A pagina 14 vi segnalo un articolo su una mostra (che si potrà visitare al Meeting di Rimini, dal 20 al 25 agosto) sulla vita di fede di due coniugi austriaci durante la Seconda guerra mondiale. Lui, Franz Jägerstätter, verrà ghigliottinato dai nazisti nel 1943; lei, Franziska, porterà avanti la famiglia educando alla fede i tre figli, e nel 2007, all’età di 100 anni, riceverà dal Signore la grazia di assistere alla beatificazione del marito.

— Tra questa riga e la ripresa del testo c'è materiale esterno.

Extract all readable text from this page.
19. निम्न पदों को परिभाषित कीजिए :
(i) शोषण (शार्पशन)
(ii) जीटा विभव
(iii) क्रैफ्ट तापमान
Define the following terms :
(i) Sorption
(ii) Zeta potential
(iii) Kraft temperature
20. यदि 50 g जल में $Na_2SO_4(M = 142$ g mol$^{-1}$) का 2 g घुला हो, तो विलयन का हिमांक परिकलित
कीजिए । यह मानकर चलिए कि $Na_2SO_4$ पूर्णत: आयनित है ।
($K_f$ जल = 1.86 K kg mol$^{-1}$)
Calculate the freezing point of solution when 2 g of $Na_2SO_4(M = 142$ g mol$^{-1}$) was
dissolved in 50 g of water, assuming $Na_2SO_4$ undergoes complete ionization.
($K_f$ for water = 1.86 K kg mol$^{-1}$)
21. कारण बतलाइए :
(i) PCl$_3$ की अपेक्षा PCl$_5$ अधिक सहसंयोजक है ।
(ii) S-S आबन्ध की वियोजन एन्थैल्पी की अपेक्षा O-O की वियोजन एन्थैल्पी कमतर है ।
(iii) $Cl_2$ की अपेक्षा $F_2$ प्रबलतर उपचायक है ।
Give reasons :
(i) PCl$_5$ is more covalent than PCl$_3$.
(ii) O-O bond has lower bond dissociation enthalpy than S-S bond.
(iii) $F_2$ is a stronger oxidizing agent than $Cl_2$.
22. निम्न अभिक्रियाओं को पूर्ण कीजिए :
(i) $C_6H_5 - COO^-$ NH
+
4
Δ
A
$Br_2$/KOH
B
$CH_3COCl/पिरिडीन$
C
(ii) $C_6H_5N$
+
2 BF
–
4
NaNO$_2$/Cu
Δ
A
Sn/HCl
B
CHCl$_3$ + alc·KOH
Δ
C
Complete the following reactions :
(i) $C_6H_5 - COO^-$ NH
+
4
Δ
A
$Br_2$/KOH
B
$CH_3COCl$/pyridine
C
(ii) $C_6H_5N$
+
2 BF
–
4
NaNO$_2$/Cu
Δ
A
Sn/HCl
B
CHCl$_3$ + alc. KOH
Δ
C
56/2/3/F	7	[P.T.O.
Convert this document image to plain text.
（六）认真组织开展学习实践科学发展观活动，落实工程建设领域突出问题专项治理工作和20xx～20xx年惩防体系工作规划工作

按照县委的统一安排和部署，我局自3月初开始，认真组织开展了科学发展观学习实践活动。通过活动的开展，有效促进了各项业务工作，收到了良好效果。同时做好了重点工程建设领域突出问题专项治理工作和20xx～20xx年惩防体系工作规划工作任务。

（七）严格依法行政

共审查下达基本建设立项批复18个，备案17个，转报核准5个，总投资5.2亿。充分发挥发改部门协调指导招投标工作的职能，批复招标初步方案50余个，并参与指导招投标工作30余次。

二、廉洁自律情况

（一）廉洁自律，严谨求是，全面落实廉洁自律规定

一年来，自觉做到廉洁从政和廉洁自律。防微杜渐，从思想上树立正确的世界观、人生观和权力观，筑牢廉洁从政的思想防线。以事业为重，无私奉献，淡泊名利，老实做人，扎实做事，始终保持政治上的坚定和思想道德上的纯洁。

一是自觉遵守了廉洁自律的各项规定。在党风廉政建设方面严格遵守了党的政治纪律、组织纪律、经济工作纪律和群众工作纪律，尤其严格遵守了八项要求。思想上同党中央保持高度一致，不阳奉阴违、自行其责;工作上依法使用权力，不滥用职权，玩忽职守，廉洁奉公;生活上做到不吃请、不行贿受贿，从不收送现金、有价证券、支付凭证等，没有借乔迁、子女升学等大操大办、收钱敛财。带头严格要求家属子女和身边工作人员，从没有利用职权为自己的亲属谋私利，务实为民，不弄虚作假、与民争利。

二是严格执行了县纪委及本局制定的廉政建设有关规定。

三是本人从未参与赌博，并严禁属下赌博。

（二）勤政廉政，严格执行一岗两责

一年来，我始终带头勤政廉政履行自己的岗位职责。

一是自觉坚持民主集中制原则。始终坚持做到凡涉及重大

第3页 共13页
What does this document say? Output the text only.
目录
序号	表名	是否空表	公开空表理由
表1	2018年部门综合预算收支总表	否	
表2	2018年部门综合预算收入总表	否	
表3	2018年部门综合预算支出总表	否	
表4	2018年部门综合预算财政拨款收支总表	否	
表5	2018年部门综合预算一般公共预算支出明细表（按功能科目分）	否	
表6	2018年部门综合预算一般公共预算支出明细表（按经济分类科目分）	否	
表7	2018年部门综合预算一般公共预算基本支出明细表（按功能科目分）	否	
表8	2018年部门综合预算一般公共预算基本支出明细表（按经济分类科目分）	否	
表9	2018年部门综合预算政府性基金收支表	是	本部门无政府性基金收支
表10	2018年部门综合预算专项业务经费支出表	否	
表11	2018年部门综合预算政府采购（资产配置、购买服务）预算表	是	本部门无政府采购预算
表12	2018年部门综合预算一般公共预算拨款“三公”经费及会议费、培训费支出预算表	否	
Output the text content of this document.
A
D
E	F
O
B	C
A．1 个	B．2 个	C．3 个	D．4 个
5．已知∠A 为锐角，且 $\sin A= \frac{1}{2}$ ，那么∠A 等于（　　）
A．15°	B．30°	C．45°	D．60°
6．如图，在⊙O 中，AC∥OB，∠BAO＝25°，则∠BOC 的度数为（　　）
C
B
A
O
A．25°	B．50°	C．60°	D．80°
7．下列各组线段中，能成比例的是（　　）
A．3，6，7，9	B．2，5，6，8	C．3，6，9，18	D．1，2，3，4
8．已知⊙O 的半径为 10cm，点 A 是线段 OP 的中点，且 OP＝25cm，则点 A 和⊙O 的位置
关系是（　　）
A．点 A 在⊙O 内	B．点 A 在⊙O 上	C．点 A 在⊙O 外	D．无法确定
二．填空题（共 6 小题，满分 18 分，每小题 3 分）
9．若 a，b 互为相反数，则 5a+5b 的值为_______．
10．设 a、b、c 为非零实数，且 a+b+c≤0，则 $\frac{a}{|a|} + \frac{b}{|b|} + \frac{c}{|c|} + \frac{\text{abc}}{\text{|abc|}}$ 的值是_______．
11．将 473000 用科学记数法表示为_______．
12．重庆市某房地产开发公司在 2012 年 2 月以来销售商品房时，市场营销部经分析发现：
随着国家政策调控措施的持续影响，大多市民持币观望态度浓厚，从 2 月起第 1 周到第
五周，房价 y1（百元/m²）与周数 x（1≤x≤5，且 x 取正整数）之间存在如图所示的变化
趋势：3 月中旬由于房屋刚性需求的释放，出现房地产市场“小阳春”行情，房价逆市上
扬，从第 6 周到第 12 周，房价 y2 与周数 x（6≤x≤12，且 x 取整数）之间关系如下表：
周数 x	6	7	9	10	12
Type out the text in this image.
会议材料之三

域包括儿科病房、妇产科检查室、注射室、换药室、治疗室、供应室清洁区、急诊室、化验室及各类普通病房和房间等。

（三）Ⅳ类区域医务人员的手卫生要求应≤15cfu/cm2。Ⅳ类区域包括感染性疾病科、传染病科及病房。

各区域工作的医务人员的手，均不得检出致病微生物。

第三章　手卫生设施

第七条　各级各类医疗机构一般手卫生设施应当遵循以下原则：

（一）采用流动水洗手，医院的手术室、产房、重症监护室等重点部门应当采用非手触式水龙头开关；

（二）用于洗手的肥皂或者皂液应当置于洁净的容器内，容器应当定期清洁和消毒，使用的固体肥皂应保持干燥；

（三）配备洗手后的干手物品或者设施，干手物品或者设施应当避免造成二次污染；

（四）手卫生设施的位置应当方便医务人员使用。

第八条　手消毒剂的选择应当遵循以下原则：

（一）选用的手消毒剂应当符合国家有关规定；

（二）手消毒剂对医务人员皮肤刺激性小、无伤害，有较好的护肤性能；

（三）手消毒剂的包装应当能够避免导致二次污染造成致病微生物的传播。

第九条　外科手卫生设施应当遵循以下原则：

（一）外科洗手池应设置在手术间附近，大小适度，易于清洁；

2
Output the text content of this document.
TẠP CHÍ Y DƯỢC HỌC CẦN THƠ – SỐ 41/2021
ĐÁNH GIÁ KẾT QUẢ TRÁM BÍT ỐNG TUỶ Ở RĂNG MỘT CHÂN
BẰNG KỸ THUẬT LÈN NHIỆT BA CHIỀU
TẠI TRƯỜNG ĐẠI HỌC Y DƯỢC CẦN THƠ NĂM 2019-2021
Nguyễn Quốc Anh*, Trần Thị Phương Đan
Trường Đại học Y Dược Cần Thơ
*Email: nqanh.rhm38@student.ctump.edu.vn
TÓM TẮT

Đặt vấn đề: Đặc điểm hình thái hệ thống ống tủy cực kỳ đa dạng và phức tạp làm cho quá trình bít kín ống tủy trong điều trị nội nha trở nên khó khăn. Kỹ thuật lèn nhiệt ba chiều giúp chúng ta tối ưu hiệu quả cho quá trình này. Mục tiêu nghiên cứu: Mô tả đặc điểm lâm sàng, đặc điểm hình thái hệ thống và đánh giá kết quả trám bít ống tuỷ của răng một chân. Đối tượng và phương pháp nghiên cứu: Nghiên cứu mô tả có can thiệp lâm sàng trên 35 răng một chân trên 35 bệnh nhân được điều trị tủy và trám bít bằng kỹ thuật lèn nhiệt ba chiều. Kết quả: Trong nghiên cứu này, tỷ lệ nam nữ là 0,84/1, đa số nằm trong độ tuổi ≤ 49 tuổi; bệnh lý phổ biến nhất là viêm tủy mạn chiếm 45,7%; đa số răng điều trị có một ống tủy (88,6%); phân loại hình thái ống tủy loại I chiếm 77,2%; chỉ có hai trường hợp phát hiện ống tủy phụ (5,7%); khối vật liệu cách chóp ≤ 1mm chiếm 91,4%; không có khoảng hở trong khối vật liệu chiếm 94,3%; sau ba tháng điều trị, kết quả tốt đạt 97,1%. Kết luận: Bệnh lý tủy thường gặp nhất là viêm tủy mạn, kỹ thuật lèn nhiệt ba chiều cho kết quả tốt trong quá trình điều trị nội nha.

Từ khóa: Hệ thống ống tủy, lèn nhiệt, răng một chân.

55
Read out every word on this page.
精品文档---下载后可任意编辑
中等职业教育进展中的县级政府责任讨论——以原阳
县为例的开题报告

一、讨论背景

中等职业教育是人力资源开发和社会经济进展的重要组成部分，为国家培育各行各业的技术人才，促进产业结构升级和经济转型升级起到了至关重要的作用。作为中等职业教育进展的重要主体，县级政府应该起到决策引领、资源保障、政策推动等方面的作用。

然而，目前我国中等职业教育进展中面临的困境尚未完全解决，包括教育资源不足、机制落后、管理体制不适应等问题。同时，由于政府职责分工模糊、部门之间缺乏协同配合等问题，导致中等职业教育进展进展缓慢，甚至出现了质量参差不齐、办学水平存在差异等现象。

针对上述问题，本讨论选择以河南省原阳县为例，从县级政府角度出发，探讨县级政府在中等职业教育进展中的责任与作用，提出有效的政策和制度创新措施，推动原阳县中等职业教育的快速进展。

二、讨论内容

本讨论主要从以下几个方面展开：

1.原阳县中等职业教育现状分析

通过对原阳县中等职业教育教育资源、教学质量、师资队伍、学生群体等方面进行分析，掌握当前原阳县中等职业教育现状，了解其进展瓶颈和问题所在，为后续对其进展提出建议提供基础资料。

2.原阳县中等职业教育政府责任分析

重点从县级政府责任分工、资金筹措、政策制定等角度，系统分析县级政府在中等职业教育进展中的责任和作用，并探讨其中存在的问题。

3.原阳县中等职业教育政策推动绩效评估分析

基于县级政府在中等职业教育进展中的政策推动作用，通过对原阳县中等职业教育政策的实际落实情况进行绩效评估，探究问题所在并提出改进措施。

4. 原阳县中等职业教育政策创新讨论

Erano due contadini, senza studi teologici alle spalle, che hanno vissuto la pienezza della fede in un modo commovente. Proviamo a immedesimarci: un padre di famiglia, che per amore di Cristo (non per una ideologia) decide di non piegarsi al nazismo e, malgrado abbia moglie e figli, accetta il martirio; e una moglie, che non si oppone a una decisione apparentemente irragionevole, ma lascia che il suo sposo, sovrabbondante di grazia, vada incontro al suo Destino.

Una storia d’amore che ci sembra lontana dal nostro modo di ragionare: chi di noi, onestamente, oggi darebbe la vita per Gesù Cristo? Dovessimo mai trovarci in una situazione simile a quella di Franz Jägerstätter, che cosa faremmo? Confideremmo, come ha fatto lui, nella potenza di Dio, o “abbozzeremmo” per il nostro quieto vivere? Certo, non a tutti è chiesto di salire sul patibolo: ma dopo aver incontrato Cristo (di persona, non come “messaggio”) non si può più stare tranquilli. Il nostro “tran tran devozionale” non è in grado di renderci lieti: anzi, spesso è una contro-testimonianza (le pie pratiche e il moralismo non servono a nulla: è per questo che le chiese sono vuote).

In una comunità cristiana, Gesù può suscitare una fede che, come ci ha detto il curatore della mostra Andrea Caspani, «conduce a una pienezza di vita capace di affrontare i periodi più bui con la pace e la letizia nel cuore. Anche di fronte ai sacrifici più grandi». Pienezza, pace e letizia: se il nostro volto fosse impregnato di queste tre virtù, il mondo crederebbe.